Tether is Essential for Play: A Diffusion Policy trained on human data fails when placed in the play loop, as it cannot handle the wide distribution of states (e.g., tipped bowls) that the Tether strategy manages robustly.
Emergent Recovery: Large-scale play occasionally allows the robot to "accidentally" recover from failure modes, such as flipping a bowl back upright by chance.

Highlights & Insights¶

"Select + Warp" vs. "Point-conditioned": Instead of feeding points into a complex network, Tether uses geometric warping. This avoids high data requirements for end-to-end training and handles hard tasks with only 10 demos.
Spatial > Temporal Interpolation: Preserving spatial contact geometry is key for manipulation. This design allows trajectories to remain valid even when stretched/bent to fit new objects.
VLM as Director, not Executor: VLMs handle high-level semantic logic where they excel, while the robust Tether strategy handles low-level actions, maintaining a high throughput of one attempt every 48 seconds.
Multi-Armed Bandit for Demo Quality: Modeling demo selection as a bandit problem allows the system to self-purify the demonstration set during play.

Limitations & Future Work¶

Open-loop Nature: Tether cannot correct or recover in real-time during execution; it is a "data generator" rather than the final policy.
Reliance on Correspondence: The system is bounded by the quality of the DINOv2+SD correspondence model.
Suboptimal Data Usage: Filtered BC discards failed attempts. Using offline RL to leverage suboptimal data remains future work.
Irrecoverable Failures: Certain states (e.g., bowl flipped upside down) still require human intervention as they are unsolvable by a single-arm system.

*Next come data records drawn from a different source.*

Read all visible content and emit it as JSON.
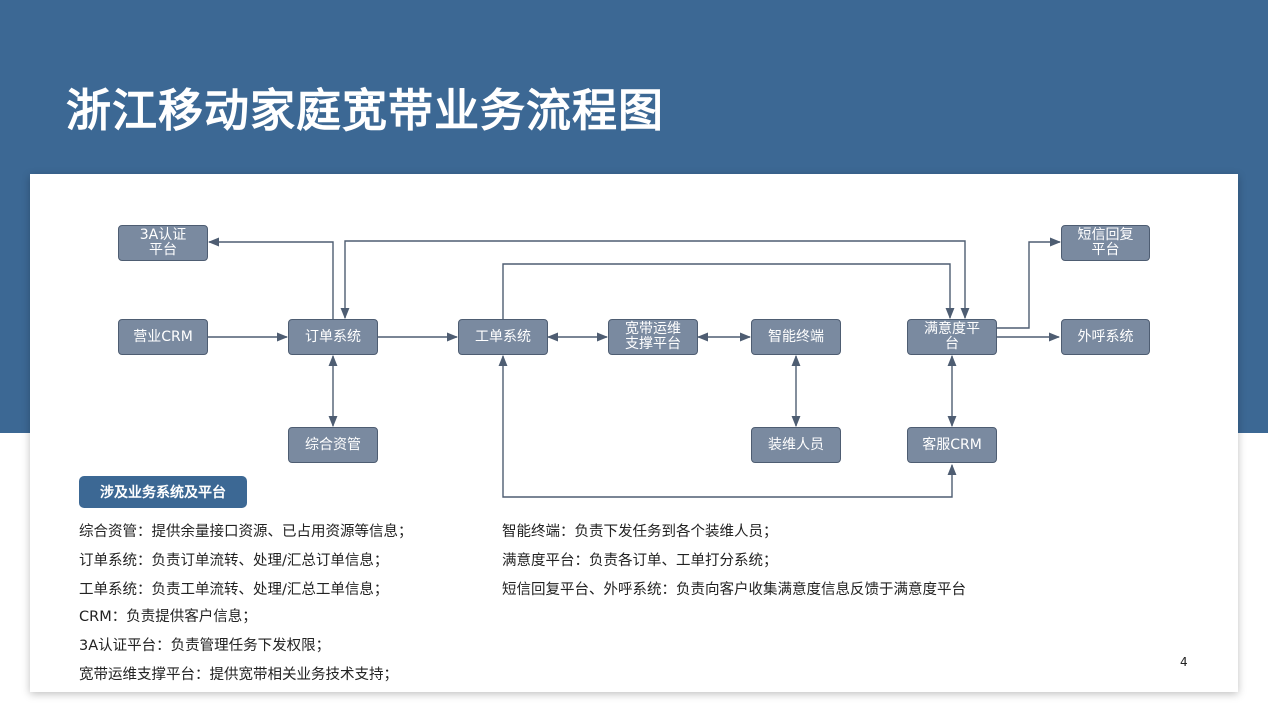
{
  "title": "浙江移动家庭宽带业务流程图",
  "colors": {
    "header_bg": "#3c6894",
    "node_fill": "#7a8aa0",
    "node_border": "#4e5d72",
    "edge": "#4e5d72"
  },
  "nodes": {
    "auth_3a": "3A认证平台",
    "sales_crm": "营业CRM",
    "order_system": "订单系统",
    "resource_mgmt": "综合资管",
    "work_order_system": "工单系统",
    "broadband_ops": "宽带运维支撑平台",
    "smart_terminal": "智能终端",
    "installer": "装维人员",
    "satisfaction_platform": "满意度平台",
    "sms_reply": "短信回复平台",
    "outbound_call": "外呼系统",
    "service_crm": "客服CRM"
  },
  "badge": "涉及业务系统及平台",
  "descriptions_left": [
    "综合资管：提供余量接口资源、已占用资源等信息；",
    "订单系统：负责订单流转、处理/汇总订单信息；",
    "工单系统：负责工单流转、处理/汇总工单信息；",
    "CRM：负责提供客户信息；",
    "3A认证平台：负责管理任务下发权限；",
    "宽带运维支撑平台：提供宽带相关业务技术支持；"
  ],
  "descriptions_right": [
    "智能终端：负责下发任务到各个装维人员；",
    "满意度平台：负责各订单、工单打分系统；",
    "短信回复平台、外呼系统：负责向客户收集满意度信息反馈于满意度平台"
  ],
  "page_number": "4"
}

vs. KAT: KAT feeds keypoints to an LLM for in-context action generation. Tether's direct geometric warping is much more robust to non-linear speed and orientation variations.
vs. $\pi_0$ / Diffusion Policy: These rely on big data. Tether is few-shot robust and provides the training data these models need.
vs. Manipulate-Anything: Tether achieves much higher throughput and continuous long-term operation through its "director" VLM architecture and reset-free task design.

Rating¶

Novelty: ⭐⭐⭐⭐⭐ The combination of "Select + Spatial Warping + VLM Director" is a clear new paradigm for autonomous data generation.
Experimental Thoroughness: ⭐⭐⭐⭐⭐ Covers 12 tasks, 26 hours of continuous play, downstream policy training, and rigorous VLM verification.
Writing Quality: ⭐⭐⭐⭐ Method is clear with precise formulas; some failure mode analysis is relegated to the appendix.
Value: ⭐⭐⭐⭐⭐ Significant impact on reducing real-world robot data costs by "scaling up" 10 human demos into 1000+ expert trajectories.